The Logic of Chance, 3rd edition / An Essay on the Foundations and Province of the Theory of Probability, With Especial Reference to Its Logical Bearings and Its Application to Moral and Social Science and to Statistics - John Venn

§ 21. Perhaps one of the best illustrations of the legitimate application of such principles is to be found in Mr Galton's work on Hereditary Genius. Indeed the full force and purport of some of his reasonings there can hardly be appreciated except by those who are familiar with the conceptions which we have been discussing in this chapter. We can only afford space to notice one or two points, but the student will find in the perusal, of at any rate the more argumentive parts, of that volume[18] an interesting illustration of the doctrines now under discussion. For one thing it may be safely asserted, that no one unfamiliar with the Law of Error would ever in the least appreciate the excessive rapidity with which the superior degrees of excellence tend to become scarce. Every one, of course, can see at once, in a numerical way at least, what is involved in being ‘one of a million’; but they would not at all understand, how very little extra superiority is to be looked for in the man who is ‘one of two million’. They would confound the mere numerical distinction, which seems in some way to imply double excellence, with the intrinsic superiority, which would mostly be represented by a very small fractional advantage. To be ‘one of ten million’ sounds very grand, but if the qualities under consideration could be estimated in themselves without the knowledge of the vastly wider area from which the selection had been made, and in freedom therefore from any consequent numerical bias, people would be surprised to find what a very slight comparative superiority was, as a rule, thus obtained.

§ 22. The point just mentioned is an important one in arguments from statistics. If, for instance, we find a small group of persons, connected together by blood-relationship, and all possessing some mental characteristic in marked superiority, much depends upon the comparative rarity of such excellence when we are endeavouring to decide whether or not the common possession of these qualities was accidental. Such a decision can never be more than a rough one, but if it is to be made at all this consideration must enter as a factor. Again, when we are comparing one nation with another,[19] say the Athenian with any modern European people, does the popular mind at all appreciate what sort of evidence of general superiority is implied by the production, out of one nation, of such a group as can be composed of Socrates, Plato, and a few of their contemporaries? In this latter case we are also, it should be remarked, employing the ‘Law of Error’ in a second way; for we are assuming that where the extremes are great so will also the means be, in other words we are assuming that every amount of departure from the mean occurs with a (roughly) calculable degree of relative frequency. However generally this truth may be accepted in a vague way, its evidence can only be appreciated by those who know the reasons which can be given in its favour.

But the same principles will also supply a caution in the case of the last example.
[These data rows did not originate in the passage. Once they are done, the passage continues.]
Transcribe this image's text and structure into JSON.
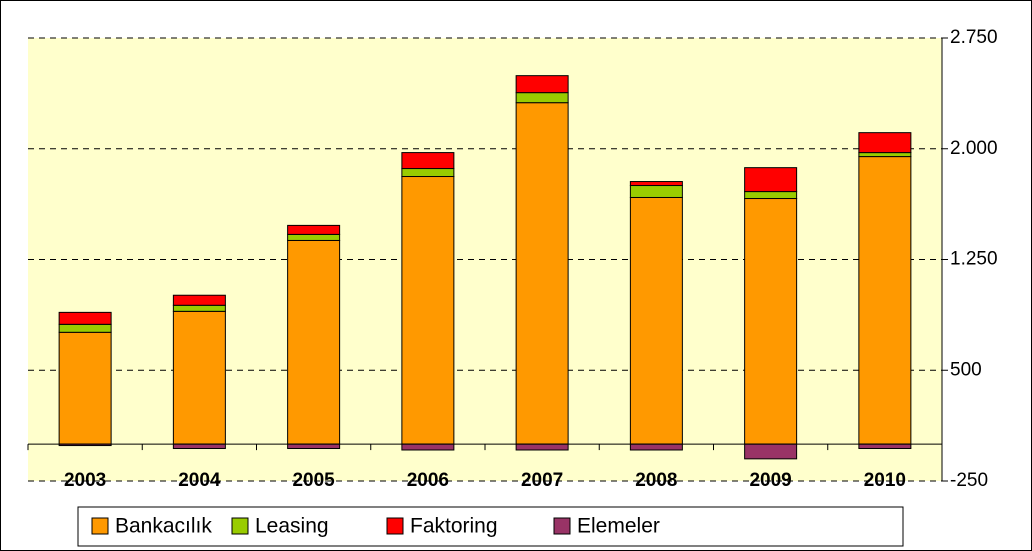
{
  "chart_data": {
    "type": "stacked_bar",
    "categories": [
      "2003",
      "2004",
      "2005",
      "2006",
      "2007",
      "2008",
      "2009",
      "2010"
    ],
    "series": [
      {
        "name": "Bankacılık",
        "color": "#ff9900",
        "values": [
          757,
          899,
          1379,
          1812,
          2312,
          1670,
          1663,
          1947
        ]
      },
      {
        "name": "Leasing",
        "color": "#99cc00",
        "values": [
          54,
          41,
          41,
          54,
          68,
          81,
          47,
          27
        ]
      },
      {
        "name": "Faktoring",
        "color": "#ff0000",
        "values": [
          81,
          68,
          61,
          108,
          115,
          27,
          162,
          135
        ]
      },
      {
        "name": "Elemeler",
        "color": "#993366",
        "values": [
          -10,
          -30,
          -30,
          -40,
          -40,
          -40,
          -100,
          -30
        ]
      }
    ],
    "ylim": [
      -250,
      2750
    ],
    "yticks": [
      -250,
      500,
      {
        "value": 1250,
        "label": "1.250"
      },
      {
        "value": 2000,
        "label": "2.000"
      },
      {
        "value": 2750,
        "label": "2.750"
      }
    ],
    "grid": true
  }
}
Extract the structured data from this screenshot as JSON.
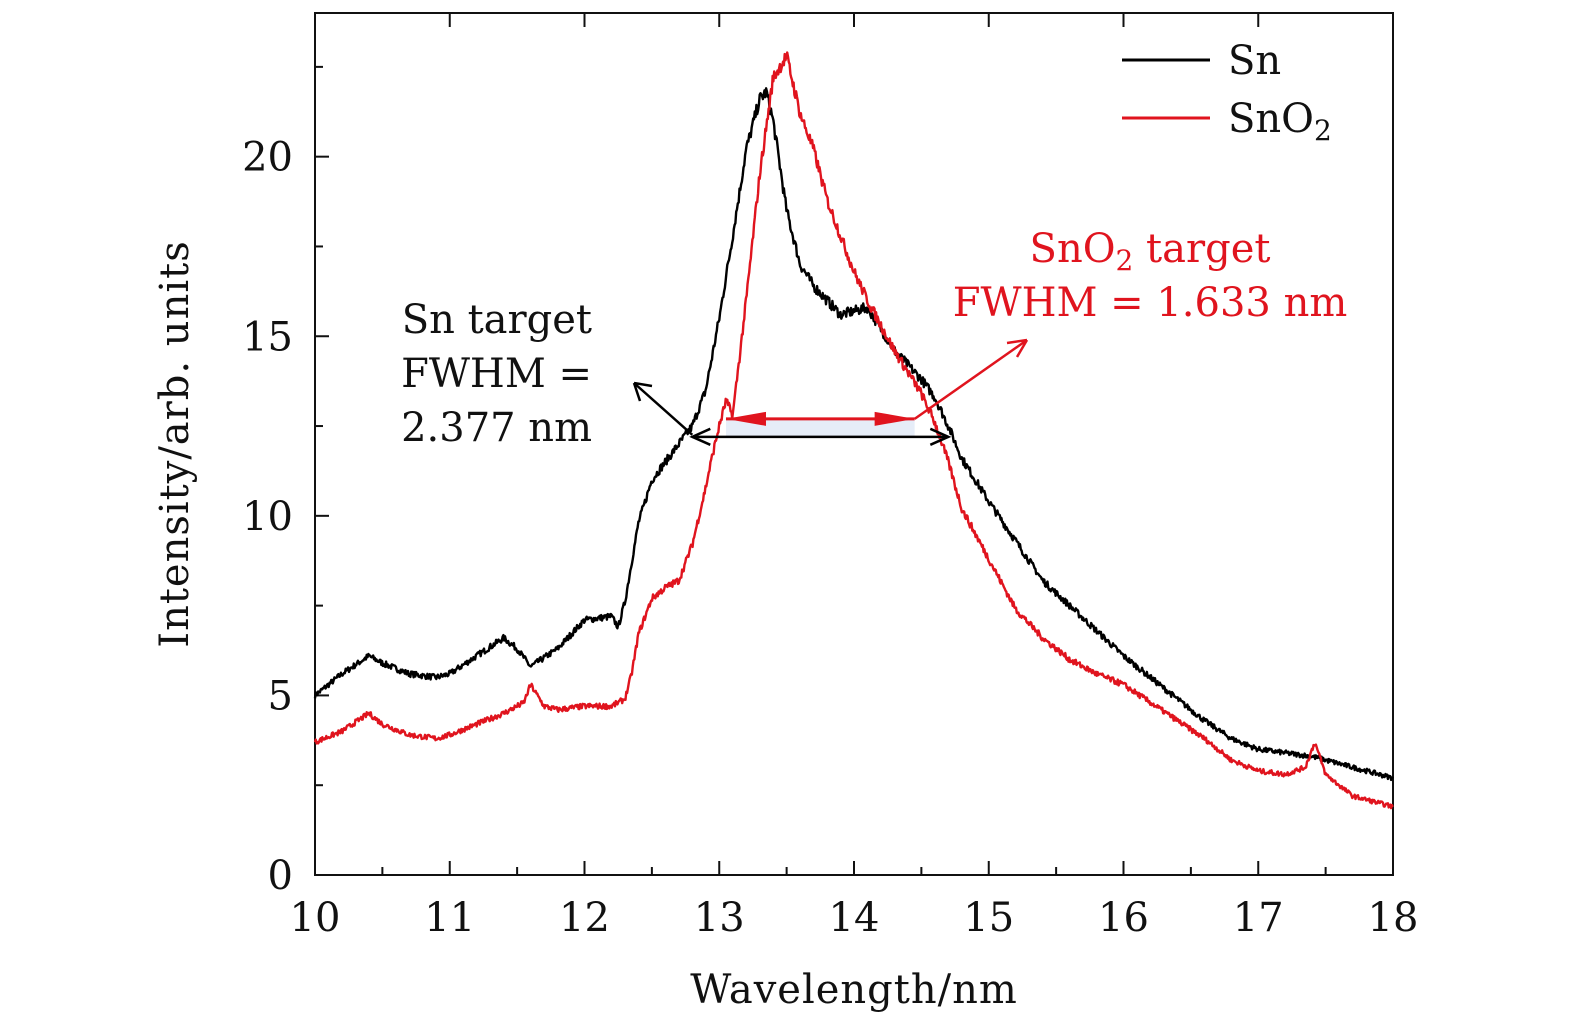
{
  "chart_data": {
    "type": "line",
    "title": "",
    "xlabel": "Wavelength/nm",
    "ylabel": "Intensity/arb. units",
    "xlim": [
      10,
      18
    ],
    "ylim": [
      0,
      24
    ],
    "xticks": [
      "10",
      "11",
      "12",
      "13",
      "14",
      "15",
      "16",
      "17",
      "18"
    ],
    "yticks": [
      "0",
      "5",
      "10",
      "15",
      "20"
    ],
    "legend_position": "top-right",
    "colors": {
      "Sn": "#000000",
      "SnO2": "#e0141e"
    },
    "series": [
      {
        "name": "Sn",
        "legend_label": "Sn",
        "color": "#000000",
        "x": [
          10.0,
          10.2,
          10.4,
          10.5,
          10.7,
          10.9,
          11.0,
          11.2,
          11.4,
          11.5,
          11.6,
          11.8,
          12.0,
          12.2,
          12.25,
          12.3,
          12.4,
          12.5,
          12.6,
          12.7,
          12.8,
          12.9,
          13.0,
          13.1,
          13.2,
          13.3,
          13.35,
          13.4,
          13.5,
          13.6,
          13.7,
          13.8,
          13.9,
          14.0,
          14.1,
          14.2,
          14.3,
          14.4,
          14.5,
          14.6,
          14.7,
          14.8,
          15.0,
          15.2,
          15.4,
          15.6,
          15.8,
          16.0,
          16.2,
          16.4,
          16.6,
          16.8,
          17.0,
          17.2,
          17.4,
          17.6,
          17.8,
          18.0
        ],
        "y": [
          5.0,
          5.6,
          6.1,
          5.9,
          5.6,
          5.5,
          5.6,
          6.1,
          6.6,
          6.3,
          5.8,
          6.3,
          7.1,
          7.2,
          6.9,
          7.6,
          9.8,
          11.0,
          11.5,
          12.0,
          12.5,
          13.5,
          15.5,
          17.8,
          20.2,
          21.6,
          21.8,
          21.0,
          18.5,
          17.0,
          16.4,
          16.0,
          15.6,
          15.7,
          15.8,
          15.2,
          14.6,
          14.2,
          13.8,
          13.3,
          12.5,
          11.6,
          10.4,
          9.3,
          8.2,
          7.5,
          6.8,
          6.1,
          5.5,
          4.9,
          4.3,
          3.8,
          3.5,
          3.4,
          3.3,
          3.1,
          2.9,
          2.7
        ]
      },
      {
        "name": "SnO2",
        "legend_label": "SnO2",
        "color": "#e0141e",
        "x": [
          10.0,
          10.2,
          10.4,
          10.5,
          10.7,
          10.9,
          11.0,
          11.2,
          11.4,
          11.55,
          11.6,
          11.7,
          11.8,
          12.0,
          12.2,
          12.3,
          12.35,
          12.4,
          12.5,
          12.6,
          12.7,
          12.8,
          12.9,
          12.95,
          13.0,
          13.05,
          13.1,
          13.2,
          13.3,
          13.4,
          13.5,
          13.6,
          13.7,
          13.8,
          13.9,
          14.0,
          14.1,
          14.2,
          14.3,
          14.4,
          14.5,
          14.6,
          14.7,
          14.8,
          15.0,
          15.2,
          15.4,
          15.6,
          15.8,
          16.0,
          16.2,
          16.4,
          16.6,
          16.8,
          17.0,
          17.2,
          17.35,
          17.42,
          17.5,
          17.7,
          18.0
        ],
        "y": [
          3.7,
          4.0,
          4.5,
          4.2,
          3.9,
          3.8,
          3.9,
          4.2,
          4.5,
          4.8,
          5.3,
          4.7,
          4.6,
          4.7,
          4.7,
          4.9,
          5.6,
          6.7,
          7.7,
          8.0,
          8.2,
          9.2,
          10.8,
          11.7,
          12.5,
          13.2,
          12.8,
          16.0,
          19.5,
          22.2,
          22.8,
          21.2,
          20.2,
          18.8,
          17.8,
          16.8,
          16.0,
          15.3,
          14.6,
          14.0,
          13.4,
          12.6,
          11.5,
          10.2,
          8.8,
          7.4,
          6.6,
          6.0,
          5.6,
          5.3,
          4.8,
          4.3,
          3.8,
          3.2,
          2.9,
          2.8,
          3.0,
          3.7,
          2.8,
          2.2,
          1.9
        ]
      }
    ],
    "annotations": [
      {
        "name": "sn-fwhm",
        "lines": [
          "Sn target",
          "FWHM =",
          "2.377 nm"
        ],
        "color": "#111111",
        "x_from": 12.8,
        "x_to": 14.7,
        "y": 12.2
      },
      {
        "name": "sno2-fwhm",
        "lines": [
          "SnO2 target",
          "FWHM = 1.633 nm"
        ],
        "color": "#e0141e",
        "x_from": 13.05,
        "x_to": 14.45,
        "y": 12.7
      }
    ]
  }
}
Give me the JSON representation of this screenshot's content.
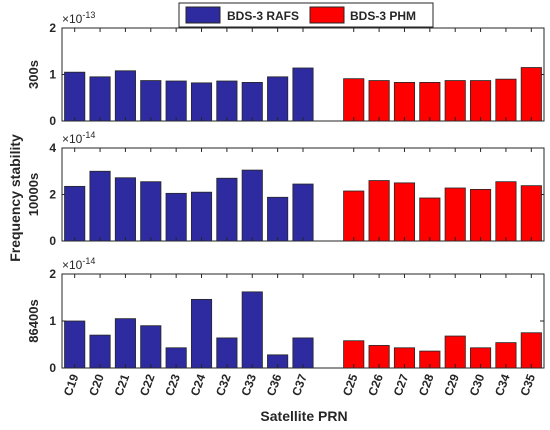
{
  "chart_data": {
    "type": "bar",
    "legend": {
      "position": "top-right",
      "entries": [
        {
          "label": "BDS-3 RAFS",
          "color": "#2e2a9f"
        },
        {
          "label": "BDS-3 PHM",
          "color": "#ff0000"
        }
      ]
    },
    "shared_ylabel": "Frequency stability",
    "xlabel": "Satellite PRN",
    "categories": [
      "C19",
      "C20",
      "C21",
      "C22",
      "C23",
      "C24",
      "C32",
      "C33",
      "C36",
      "C37",
      "C25",
      "C26",
      "C27",
      "C28",
      "C29",
      "C30",
      "C34",
      "C35"
    ],
    "panels": [
      {
        "ylabel": "300s",
        "exponent_label": "×10",
        "exponent": "-13",
        "ylim": [
          0,
          2
        ],
        "yticks": [
          "0",
          "1",
          "2"
        ],
        "series": [
          {
            "name": "BDS-3 RAFS",
            "categories": [
              "C19",
              "C20",
              "C21",
              "C22",
              "C23",
              "C24",
              "C32",
              "C33",
              "C36",
              "C37"
            ],
            "values": [
              1.05,
              0.95,
              1.08,
              0.87,
              0.86,
              0.82,
              0.86,
              0.83,
              0.95,
              1.14
            ]
          },
          {
            "name": "BDS-3 PHM",
            "categories": [
              "C25",
              "C26",
              "C27",
              "C28",
              "C29",
              "C30",
              "C34",
              "C35"
            ],
            "values": [
              0.91,
              0.87,
              0.83,
              0.83,
              0.87,
              0.87,
              0.9,
              1.15
            ]
          }
        ]
      },
      {
        "ylabel": "10000s",
        "exponent_label": "×10",
        "exponent": "-14",
        "ylim": [
          0,
          4
        ],
        "yticks": [
          "0",
          "2",
          "4"
        ],
        "series": [
          {
            "name": "BDS-3 RAFS",
            "categories": [
              "C19",
              "C20",
              "C21",
              "C22",
              "C23",
              "C24",
              "C32",
              "C33",
              "C36",
              "C37"
            ],
            "values": [
              2.35,
              3.0,
              2.72,
              2.55,
              2.05,
              2.1,
              2.7,
              3.05,
              1.88,
              2.45
            ]
          },
          {
            "name": "BDS-3 PHM",
            "categories": [
              "C25",
              "C26",
              "C27",
              "C28",
              "C29",
              "C30",
              "C34",
              "C35"
            ],
            "values": [
              2.15,
              2.6,
              2.5,
              1.85,
              2.28,
              2.22,
              2.55,
              2.38
            ]
          }
        ]
      },
      {
        "ylabel": "86400s",
        "exponent_label": "×10",
        "exponent": "-14",
        "ylim": [
          0,
          2
        ],
        "yticks": [
          "0",
          "1",
          "2"
        ],
        "series": [
          {
            "name": "BDS-3 RAFS",
            "categories": [
              "C19",
              "C20",
              "C21",
              "C22",
              "C23",
              "C24",
              "C32",
              "C33",
              "C36",
              "C37"
            ],
            "values": [
              1.0,
              0.7,
              1.05,
              0.9,
              0.43,
              1.46,
              0.64,
              1.62,
              0.28,
              0.64
            ]
          },
          {
            "name": "BDS-3 PHM",
            "categories": [
              "C25",
              "C26",
              "C27",
              "C28",
              "C29",
              "C30",
              "C34",
              "C35"
            ],
            "values": [
              0.58,
              0.48,
              0.43,
              0.36,
              0.68,
              0.43,
              0.54,
              0.75
            ]
          }
        ]
      }
    ]
  }
}
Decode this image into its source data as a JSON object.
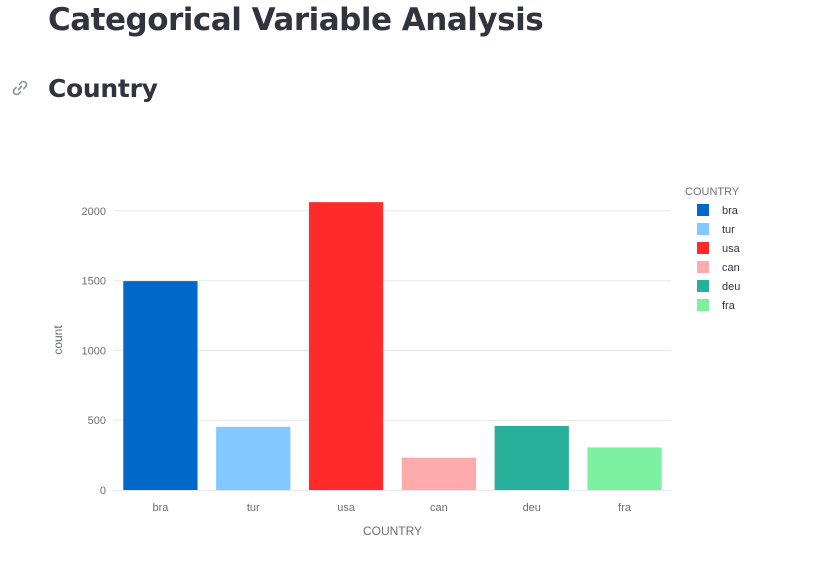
{
  "page": {
    "title": "Categorical Variable Analysis",
    "section_title": "Country",
    "link_icon": "link-icon"
  },
  "chart_data": {
    "type": "bar",
    "categories": [
      "bra",
      "tur",
      "usa",
      "can",
      "deu",
      "fra"
    ],
    "values": [
      1497,
      453,
      2063,
      232,
      459,
      305
    ],
    "colors": [
      "#0068c9",
      "#83c9ff",
      "#ff2b2b",
      "#ffabab",
      "#29b09d",
      "#7defa1"
    ],
    "xlabel": "COUNTRY",
    "ylabel": "count",
    "ylim": [
      0,
      2150
    ],
    "yticks": [
      0,
      500,
      1000,
      1500,
      2000
    ],
    "grid": true,
    "legend": {
      "title": "COUNTRY",
      "placement": "top-right",
      "entries": [
        "bra",
        "tur",
        "usa",
        "can",
        "deu",
        "fra"
      ]
    }
  }
}
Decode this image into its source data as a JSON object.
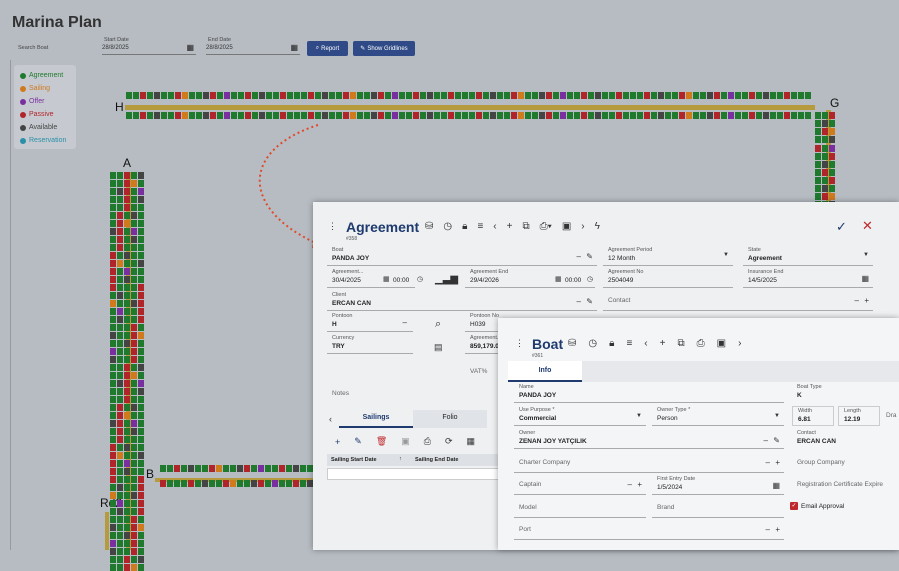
{
  "marina": {
    "title": "Marina Plan",
    "search_placeholder": "Search Boat",
    "start_label": "Start Date",
    "start_value": "28/8/2025",
    "end_label": "End Date",
    "end_value": "28/8/2025",
    "report_label": "Report",
    "gridlines_label": "Show Gridlines",
    "legend": [
      {
        "label": "Agreement",
        "color": "#1f7a2e"
      },
      {
        "label": "Sailing",
        "color": "#d07a1e"
      },
      {
        "label": "Offer",
        "color": "#7a2fa0"
      },
      {
        "label": "Passive",
        "color": "#b0252a"
      },
      {
        "label": "Available",
        "color": "#444444"
      },
      {
        "label": "Reservation",
        "color": "#2a8fa8"
      }
    ],
    "piers": [
      "H",
      "G",
      "A",
      "B",
      "Rd2"
    ]
  },
  "agreement": {
    "title": "Agreement",
    "id": "#358",
    "boat_label": "Boat",
    "boat_value": "PANDA JOY",
    "period_label": "Agreement Period",
    "period_value": "12 Month",
    "state_label": "State",
    "state_value": "Agreement",
    "start_label": "Agreement...",
    "start_value": "30/4/2025",
    "start_time": "00:00",
    "end_label": "Agreement End",
    "end_value": "29/4/2026",
    "end_time": "00:00",
    "no_label": "Agreement No",
    "no_value": "2504049",
    "ins_label": "Insurance End",
    "ins_value": "14/5/2025",
    "client_label": "Client",
    "client_value": "ERCAN CAN",
    "contact_label": "Contact",
    "pontoon_label": "Pontoon",
    "pontoon_value": "H",
    "pontoon_no_label": "Pontoon No",
    "pontoon_no_value": "H039",
    "currency_label": "Currency",
    "currency_value": "TRY",
    "amount_label": "Agreement...",
    "amount_value": "859,179.0",
    "vat_label": "VAT%",
    "notes_label": "Notes",
    "tab_sailings": "Sailings",
    "tab_folio": "Folio",
    "col_start": "Sailing Start Date",
    "col_end": "Sailing End Date"
  },
  "boat": {
    "title": "Boat",
    "id": "#361",
    "tab_info": "Info",
    "name_label": "Name",
    "name_value": "PANDA JOY",
    "type_label": "Boat Type",
    "type_value": "K",
    "use_label": "Use Purpose *",
    "use_value": "Commercial",
    "owner_type_label": "Owner Type *",
    "owner_type_value": "Person",
    "width_label": "Width",
    "width_value": "6.81",
    "length_label": "Length",
    "length_value": "12.19",
    "draft_label": "Dra",
    "owner_label": "Owner",
    "owner_value": "ZENAN JOY YATÇILIK",
    "contact_label": "Contact",
    "contact_value": "ERCAN CAN",
    "charter_placeholder": "Charter Company",
    "group_placeholder": "Group Company",
    "captain_placeholder": "Captain",
    "entry_label": "First Entry Date",
    "entry_value": "1/5/2024",
    "reg_placeholder": "Registration Certificate Expire",
    "model_placeholder": "Model",
    "brand_placeholder": "Brand",
    "email_label": "Email Approval",
    "port_placeholder": "Port"
  }
}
They remind us that, for the mere purpose of comparison, the average man of any group or class is a much better object for selection than the eminent one. There may be greater difficulties in the way of detecting him, but when we have done so we have got possession of a securer and more stable basis of comparison. He is selected, by the nature of the case, from the most numerous stratum of his society; the eminent man from a thinly occupied stratum. In accordance therefore with the now familiar laws of averages and of large numbers the fluctuations amongst the former will generally be very few and small in comparison with those amongst the latter.

[1] Essai de Physique Sociale, 1869. Anthropométrie, 1870.

[2] As regards later statistics on the same subject the reader can refer to the Reports of the Anthropometrical Committee of the British Association (1879, 1880, 1881, 1883;—especially this last). These reports seem to me to represent a great advance on the results obtained by Quetelet, and fully to justify the claim of the Secretary (Mr C. Roberts) that their statistics are “unique in range and numbers”. They embrace not merely military recruits—like most of the previous tables—but almost every class and age, and both sexes. Moreover they refer not only to stature but to a number of other physical characteristics.

[3] As every mathematician knows, the relative numbers of each of these possible throws are given by the successive terms of the expansion of (1 + 1)¹⁰, viz.

1, 10, 45, 120, 210, 252, 210, 120, 45, 10, 1.

[4] That is they will be more densely aggregated. If a space the size of the bull's-eye be examined in each successive circle, the number of shot marks which it contains will be successively less. The actual number of shots which strike the bull's-eye will not be the greatest, since it covers so much less surface than any of the other circles.

[5] Commonly called the exponential law; its equation being of the form y = Ae^−hx². The curve corresponding to it cuts the axis of y at right angles (expressing the fact that near the mean there are a large number of values approximately equal); after a time it begins to slope away rapidly towards the axis of x (expressing the fact that the results soon begin to grow less common as we recede from the mean); and the axis of x is an asymptote in both directions (expressing the fact that no magnitude, however remote from the mean, is strictly impossible; that is, every deviation, however excessive, will have to be encountered at length within the range of a sufficiently long experience). The curve is obviously symmetrical, expressing the fact that equal deviations from the mean, in excess and in defect, tend to occur equally often in the long run.